Люди, знающие фонд изнутри, отдают должное его лидеру, Джиму Саймонсу. Харизматичный, очень умный, легкий в общении Саймонс создал культуру невероятной лояльности, которая поддерживает в сотрудниках постоянное стремление к успеху. Тот факт, что очень мало сотрудников покинуло Renaissance за все эти годы (из Citadel, например, сбежало множество талантливых специалистов), подтверждает выдающиеся лидерские качества Саймонса.
Renaissance был также свободен от багажа современной теории портфеля, гипотезы эффективного рынка и CAPM. Скорее фонд управлялся как машина, научный эксперимент. Важно было одно: работала стратегия или нет, приносила ли она деньги. Согласно принципам Renaissance, Истина не в эффективности рынка и не в равновесии. Она очень проста и безжалостна, как сила, движущая любым банкиром-головорезом с Уолл-стрит: делаешь ты деньги или нет. Все остальное не важно.
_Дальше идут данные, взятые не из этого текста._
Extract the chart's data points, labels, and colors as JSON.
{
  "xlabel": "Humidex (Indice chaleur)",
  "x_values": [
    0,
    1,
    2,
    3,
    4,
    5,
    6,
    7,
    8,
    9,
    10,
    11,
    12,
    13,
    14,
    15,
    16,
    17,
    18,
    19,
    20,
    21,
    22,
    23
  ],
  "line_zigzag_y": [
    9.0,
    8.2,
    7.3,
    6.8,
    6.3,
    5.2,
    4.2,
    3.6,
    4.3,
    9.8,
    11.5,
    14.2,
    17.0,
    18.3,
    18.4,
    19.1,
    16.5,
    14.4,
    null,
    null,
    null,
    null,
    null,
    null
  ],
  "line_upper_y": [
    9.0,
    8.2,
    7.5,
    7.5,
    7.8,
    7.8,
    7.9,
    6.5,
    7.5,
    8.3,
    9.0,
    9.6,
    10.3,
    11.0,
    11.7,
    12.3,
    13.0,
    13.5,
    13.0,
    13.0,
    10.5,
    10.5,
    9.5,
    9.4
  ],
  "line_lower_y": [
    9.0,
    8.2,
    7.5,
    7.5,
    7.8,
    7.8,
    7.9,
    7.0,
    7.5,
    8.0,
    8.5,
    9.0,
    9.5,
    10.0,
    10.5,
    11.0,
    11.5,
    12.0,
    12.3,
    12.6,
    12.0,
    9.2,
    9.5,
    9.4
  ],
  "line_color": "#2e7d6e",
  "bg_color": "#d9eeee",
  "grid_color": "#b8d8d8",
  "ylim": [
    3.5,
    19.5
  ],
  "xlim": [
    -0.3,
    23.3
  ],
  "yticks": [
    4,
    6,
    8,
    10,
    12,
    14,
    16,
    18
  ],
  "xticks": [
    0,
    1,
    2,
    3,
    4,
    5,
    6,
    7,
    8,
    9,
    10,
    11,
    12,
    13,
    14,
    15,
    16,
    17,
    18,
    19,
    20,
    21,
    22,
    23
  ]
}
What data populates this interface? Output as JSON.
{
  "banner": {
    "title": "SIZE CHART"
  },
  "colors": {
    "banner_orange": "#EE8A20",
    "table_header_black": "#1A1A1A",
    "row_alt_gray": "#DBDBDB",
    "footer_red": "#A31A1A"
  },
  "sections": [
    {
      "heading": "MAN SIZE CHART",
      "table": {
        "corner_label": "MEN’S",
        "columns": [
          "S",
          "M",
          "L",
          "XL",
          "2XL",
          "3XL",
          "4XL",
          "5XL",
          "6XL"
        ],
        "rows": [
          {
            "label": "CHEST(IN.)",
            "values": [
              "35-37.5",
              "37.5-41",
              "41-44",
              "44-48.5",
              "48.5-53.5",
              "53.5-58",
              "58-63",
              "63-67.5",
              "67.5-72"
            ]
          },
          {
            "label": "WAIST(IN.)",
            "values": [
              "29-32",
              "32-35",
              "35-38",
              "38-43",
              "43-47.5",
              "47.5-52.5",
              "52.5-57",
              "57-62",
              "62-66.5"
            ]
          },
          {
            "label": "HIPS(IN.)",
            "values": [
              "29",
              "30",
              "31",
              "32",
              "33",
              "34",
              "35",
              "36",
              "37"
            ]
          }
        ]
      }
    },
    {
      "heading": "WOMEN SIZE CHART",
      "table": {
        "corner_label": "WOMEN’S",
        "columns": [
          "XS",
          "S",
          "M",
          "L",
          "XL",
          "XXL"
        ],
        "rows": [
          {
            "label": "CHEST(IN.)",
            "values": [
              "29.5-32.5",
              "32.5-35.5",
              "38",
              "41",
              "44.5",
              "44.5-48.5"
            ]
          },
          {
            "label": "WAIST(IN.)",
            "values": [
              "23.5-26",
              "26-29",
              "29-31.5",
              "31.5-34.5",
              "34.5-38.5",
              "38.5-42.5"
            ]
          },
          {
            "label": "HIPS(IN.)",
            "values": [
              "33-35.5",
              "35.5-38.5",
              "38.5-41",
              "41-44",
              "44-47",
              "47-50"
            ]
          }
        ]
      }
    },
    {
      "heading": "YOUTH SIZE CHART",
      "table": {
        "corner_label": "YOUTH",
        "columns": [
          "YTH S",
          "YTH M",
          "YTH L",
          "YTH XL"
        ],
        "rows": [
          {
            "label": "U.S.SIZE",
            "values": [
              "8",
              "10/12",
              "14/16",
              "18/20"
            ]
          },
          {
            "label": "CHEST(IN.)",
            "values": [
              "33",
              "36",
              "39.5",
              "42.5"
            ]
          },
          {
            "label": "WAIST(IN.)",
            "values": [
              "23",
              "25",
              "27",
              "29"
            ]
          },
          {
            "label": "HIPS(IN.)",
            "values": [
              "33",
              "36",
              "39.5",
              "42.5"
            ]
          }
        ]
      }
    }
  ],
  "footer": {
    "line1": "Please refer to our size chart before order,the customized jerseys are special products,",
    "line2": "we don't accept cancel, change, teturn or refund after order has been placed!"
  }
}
Тем временем фонд, связанный с Нассимом Талебом, Universa Investments,[165] тоже шел вперед на всех парах. Фонды, которыми управлял Universa, принадлежавшие и контролируемые давнишним партнером Талеба Марком Шпицнагелем, заработали в 2008 году 150 % на ставках на то, что рынок куда волатильнее, чем предсказывают модели квантов. Фондом был разработан план Протокола защиты от черных лебедей (Black Swan Protocol Protection) по скупке убыточных опционов пут на акции и индексов акций, которые начали окупаться после коллапса Lehman. К середине 2009 года Universa управлял 6 миллиардами долларов — резкий подъем по сравнению с изначальными 300 миллионами в январе 2007 года. Он как раз делал новую ставку: начнется гиперинфляция из-за того, что огромные суммы денег, освобожденные правительством и Федеральным резервом, хлынут в экономику.
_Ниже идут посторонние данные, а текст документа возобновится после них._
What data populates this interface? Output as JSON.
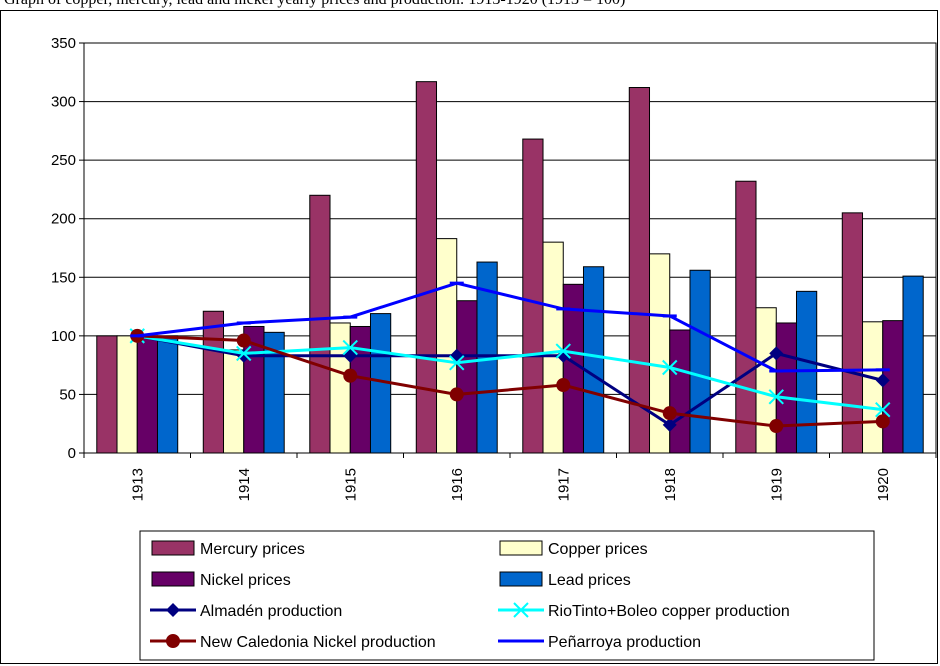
{
  "caption": "Graph of copper, mercury, lead and nickel yearly prices and production: 1913-1920 (1913 = 100)",
  "chart_data": {
    "type": "bar",
    "categories": [
      "1913",
      "1914",
      "1915",
      "1916",
      "1917",
      "1918",
      "1919",
      "1920"
    ],
    "ylim": [
      0,
      350
    ],
    "yticks": [
      "0",
      "50",
      "100",
      "150",
      "200",
      "250",
      "300",
      "350"
    ],
    "grid": true,
    "legend_position": "bottom",
    "series": [
      {
        "name": "Mercury prices",
        "kind": "bar",
        "color": "#993366",
        "values": [
          100,
          121,
          220,
          317,
          268,
          312,
          232,
          205
        ]
      },
      {
        "name": "Copper prices",
        "kind": "bar",
        "color": "#FFFFCC",
        "values": [
          100,
          88,
          111,
          183,
          180,
          170,
          124,
          112
        ]
      },
      {
        "name": "Nickel prices",
        "kind": "bar",
        "color": "#660066",
        "values": [
          100,
          108,
          108,
          130,
          144,
          105,
          111,
          113
        ]
      },
      {
        "name": "Lead prices",
        "kind": "bar",
        "color": "#0066CC",
        "values": [
          100,
          103,
          119,
          163,
          159,
          156,
          138,
          151
        ]
      },
      {
        "name": "Almadén production",
        "kind": "line",
        "marker": "diamond",
        "color": "#000080",
        "values": [
          100,
          83,
          83,
          83,
          83,
          24,
          85,
          62
        ]
      },
      {
        "name": "RioTinto+Boleo copper production",
        "kind": "line",
        "marker": "x",
        "color": "#00FFFF",
        "values": [
          100,
          85,
          90,
          77,
          87,
          73,
          48,
          37
        ]
      },
      {
        "name": "New Caledonia Nickel production",
        "kind": "line",
        "marker": "circle",
        "color": "#800000",
        "values": [
          100,
          96,
          66,
          50,
          58,
          34,
          23,
          27
        ]
      },
      {
        "name": "Peñarroya production",
        "kind": "line",
        "marker": "dash",
        "color": "#0000FF",
        "values": [
          100,
          111,
          116,
          145,
          123,
          117,
          70,
          71
        ]
      }
    ]
  }
}
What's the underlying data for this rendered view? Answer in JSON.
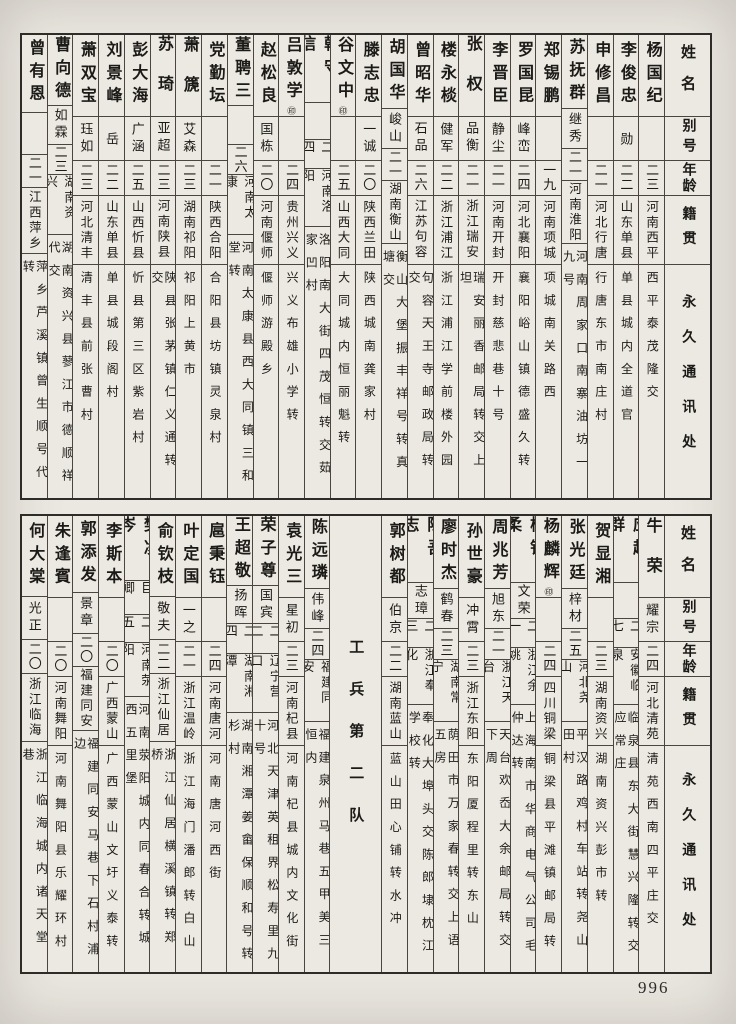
{
  "page": {
    "number": "996"
  },
  "header_labels": {
    "name": "姓名",
    "alias": "别号",
    "age": "年龄",
    "origin": "籍贯",
    "address": "永久通讯处"
  },
  "tables": [
    {
      "entries": [
        {
          "name": "杨国纪",
          "mark": "",
          "alias": "",
          "age": "二三",
          "origin": "河南西平",
          "address": "西平泰茂隆交"
        },
        {
          "name": "李俊忠",
          "mark": "",
          "alias": "勋",
          "age": "二二",
          "origin": "山东单县",
          "address": "单县城内全道官"
        },
        {
          "name": "申修昌",
          "mark": "",
          "alias": "",
          "age": "二一",
          "origin": "河北行唐",
          "address": "行唐东市南庄村"
        },
        {
          "name": "苏抚群",
          "mark": "",
          "alias": "继秀",
          "age": "二一",
          "origin": "河南淮阳",
          "address": "河南周家口南寨油坊一九号"
        },
        {
          "name": "郑锡鹏",
          "mark": "",
          "alias": "",
          "age": "一九",
          "origin": "河南项城",
          "address": "项城南关路西"
        },
        {
          "name": "罗国昆",
          "mark": "",
          "alias": "峰峦",
          "age": "二四",
          "origin": "河北襄阳",
          "address": "襄阳峪山镇德盛久转"
        },
        {
          "name": "李晋臣",
          "mark": "",
          "alias": "静尘",
          "age": "二一",
          "origin": "河南开封",
          "address": "开封慈悲巷十号"
        },
        {
          "name": "张权",
          "mark": "",
          "alias": "品衡",
          "age": "二一",
          "origin": "浙江瑞安",
          "address": "瑞安丽香邮局转交上坦"
        },
        {
          "name": "楼永棪",
          "mark": "",
          "alias": "健军",
          "age": "二二",
          "origin": "浙江浦江",
          "address": "浙江浦江学前楼外园"
        },
        {
          "name": "曾昭华",
          "mark": "",
          "alias": "石品",
          "age": "二六",
          "origin": "江苏句容",
          "address": "句容天王寺邮政局转交"
        },
        {
          "name": "胡国华",
          "mark": "",
          "alias": "峻山",
          "age": "二一",
          "origin": "湖南衡山",
          "address": "衡山大堡振丰祥号转真塘交"
        },
        {
          "name": "滕志忠",
          "mark": "",
          "alias": "一诚",
          "age": "二〇",
          "origin": "陕西兰田",
          "address": "陕西城南龚家村"
        },
        {
          "name": "谷文中",
          "mark": "㊞",
          "alias": "",
          "age": "二五",
          "origin": "山西大同",
          "address": "大同城内恒丽魁转"
        },
        {
          "name": "韩守信",
          "mark": "",
          "alias": "",
          "age": "二四",
          "origin": "河南洛阳",
          "address": "洛阳南大街四茂恒转交茹家凹村"
        },
        {
          "name": "吕敦学",
          "mark": "㊞",
          "alias": "",
          "age": "二四",
          "origin": "贵州兴义",
          "address": "兴义布雄小学转"
        },
        {
          "name": "赵松良",
          "mark": "",
          "alias": "国栋",
          "age": "二〇",
          "origin": "河南偃师",
          "address": "偃师游殿乡"
        },
        {
          "name": "董聘三",
          "mark": "",
          "alias": "",
          "age": "二六",
          "origin": "河南太康",
          "address": "河南太康县西大同镇三和堂转"
        },
        {
          "name": "党勤坛",
          "mark": "",
          "alias": "",
          "age": "二一",
          "origin": "陕西合阳",
          "address": "合阳县坊镇灵泉村"
        },
        {
          "name": "萧篪",
          "mark": "",
          "alias": "艾森",
          "age": "二三",
          "origin": "湖南祁阳",
          "address": "祁阳上黄市"
        },
        {
          "name": "苏琦",
          "mark": "",
          "alias": "亚超",
          "age": "二三",
          "origin": "河南陕县",
          "address": "陕县张茅镇仁义通转交"
        },
        {
          "name": "彭大海",
          "mark": "",
          "alias": "广涵",
          "age": "二五",
          "origin": "山西忻县",
          "address": "忻县第三区紫岩村"
        },
        {
          "name": "刘景峰",
          "mark": "",
          "alias": "岳",
          "age": "二二",
          "origin": "山东单县",
          "address": "单县城段阁村"
        },
        {
          "name": "萧双宝",
          "mark": "",
          "alias": "珏如",
          "age": "二三",
          "origin": "河北清丰",
          "address": "清丰县前张曹村"
        },
        {
          "name": "曹向德",
          "mark": "",
          "alias": "如霖",
          "age": "二三",
          "origin": "湖南资兴",
          "address": "湖南资兴县蓼江市德顺祥代交"
        },
        {
          "name": "曾有恩",
          "mark": "",
          "alias": "",
          "age": "二一",
          "origin": "江西萍乡",
          "address": "萍乡芦溪镇曾生顺号代转"
        }
      ]
    },
    {
      "entries": [
        {
          "name": "牛荣",
          "mark": "",
          "alias": "耀宗",
          "age": "二四",
          "origin": "河北清苑",
          "address": "清苑西南四平庄交"
        },
        {
          "name": "应超群",
          "mark": "",
          "alias": "",
          "age": "二七",
          "origin": "安徽临泉",
          "address": "临泉县东大街慧兴隆转交应常庄"
        },
        {
          "name": "贺显湘",
          "mark": "",
          "alias": "",
          "age": "二三",
          "origin": "湖南资兴",
          "address": "湖南资兴彭市转"
        },
        {
          "name": "张光廷",
          "mark": "",
          "alias": "梓材",
          "age": "二五",
          "origin": "河北尧山",
          "address": "平汉路鸡村车站转尧山田村"
        },
        {
          "name": "杨麟辉",
          "mark": "㊞",
          "alias": "",
          "age": "二四",
          "origin": "四川铜梁",
          "address": "铜梁县平滩镇邮局转"
        },
        {
          "name": "杨铁柔",
          "mark": "",
          "alias": "文荣",
          "age": "二一",
          "origin": "浙江余姚",
          "address": "上海南市华商电气公司毛仲达转"
        },
        {
          "name": "周兆芳",
          "mark": "",
          "alias": "旭东",
          "age": "二一",
          "origin": "浙江天台",
          "address": "天台欢岙大余邮局转交下周"
        },
        {
          "name": "孙世豪",
          "mark": "",
          "alias": "冲霄",
          "age": "二三",
          "origin": "浙江东阳",
          "address": "东阳厦程里转东山"
        },
        {
          "name": "廖时杰",
          "mark": "",
          "alias": "鹤春",
          "age": "二三",
          "origin": "湖南常宁",
          "address": "荫田市万家春转交上语五房"
        },
        {
          "name": "陈吾志",
          "mark": "",
          "alias": "志璋",
          "age": "二三",
          "origin": "浙江奉化",
          "address": "奉化大埠头交陈郎埭枕江学校转"
        },
        {
          "name": "郭树都",
          "mark": "",
          "alias": "伯京",
          "age": "二二",
          "origin": "湖南蓝山",
          "address": "蓝山田心铺转水冲"
        },
        {
          "type": "unit",
          "label": "工兵第二队"
        },
        {
          "name": "陈远璘",
          "mark": "",
          "alias": "伟峰",
          "age": "二四",
          "origin": "福建同安",
          "address": "福建泉州马巷五甲美三恒内"
        },
        {
          "name": "袁光三",
          "mark": "",
          "alias": "星初",
          "age": "二三",
          "origin": "河南杞县",
          "address": "河南杞县城内文化街"
        },
        {
          "name": "荣子尊",
          "mark": "",
          "alias": "国宾",
          "age": "二二",
          "origin": "辽宁营口",
          "address": "河北天津英租界松寿里九十号"
        },
        {
          "name": "王超敬",
          "mark": "",
          "alias": "扬晖",
          "age": "二四",
          "origin": "湖南湘潭",
          "address": "湖南湘潭姜畲保顺和号转杉村"
        },
        {
          "name": "扈秉钰",
          "mark": "",
          "alias": "",
          "age": "二四",
          "origin": "河南唐河",
          "address": "河南唐河西街"
        },
        {
          "name": "叶定国",
          "mark": "",
          "alias": "一之",
          "age": "二一",
          "origin": "浙江温岭",
          "address": "浙江海门潘郎转白山"
        },
        {
          "name": "俞钦枝",
          "mark": "",
          "alias": "敬夫",
          "age": "二二",
          "origin": "浙江仙居",
          "address": "浙江仙居横溪镇转郑桥"
        },
        {
          "name": "樊凌岑",
          "mark": "",
          "alias": "巨卿",
          "age": "二五",
          "origin": "河南荥阳",
          "address": "河南荥阳城内同春合转城西五里堡"
        },
        {
          "name": "李斯本",
          "mark": "",
          "alias": "",
          "age": "二〇",
          "origin": "广西蒙山",
          "address": "广西蒙山文圩义泰转"
        },
        {
          "name": "郭添发",
          "mark": "",
          "alias": "景章",
          "age": "二〇",
          "origin": "福建同安",
          "address": "福建同安马巷下石村浦边"
        },
        {
          "name": "朱逢賓",
          "mark": "",
          "alias": "",
          "age": "二〇",
          "origin": "河南舞阳",
          "address": "河南舞阳县乐耀环村"
        },
        {
          "name": "何大棠",
          "mark": "",
          "alias": "光正",
          "age": "二〇",
          "origin": "浙江临海",
          "address": "浙江临海城内诸天堂巷"
        }
      ]
    }
  ]
}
PDT тоже удачно использовал волатильность. Годовая прибыль фонда достигла 25 %, несмотря на масштабную ликвидацию в октябре. Частный инвестиционный фонд Мюллера, Chalkstream Capital Group, напротив, пережил крайне тяжелый год из-за неудачных вложений в недвижимость и фонды прямого инвестирования и потерял около 40 %. Впрочем, в 2009 году он отыгрался. Поскольку Мюллер вложил в фонд существенную часть своего личного капитала, для него это оказалось двойным ударом.
Вайнштейн тем временем решил, что пришло время отправиться в самостоятельное плавание. Но за собой он оставлял полную неразбериху. К концу года Saba потерял 1,8 миллиарда долларов. В январе 2009 года Deutsche официально закрыл группу. Он, как и любой другой банк, испытывал сильнейшее похмелье после экспериментов с проп-трейдингом и теперь хотел пореже участвовать в подобных авантюрах.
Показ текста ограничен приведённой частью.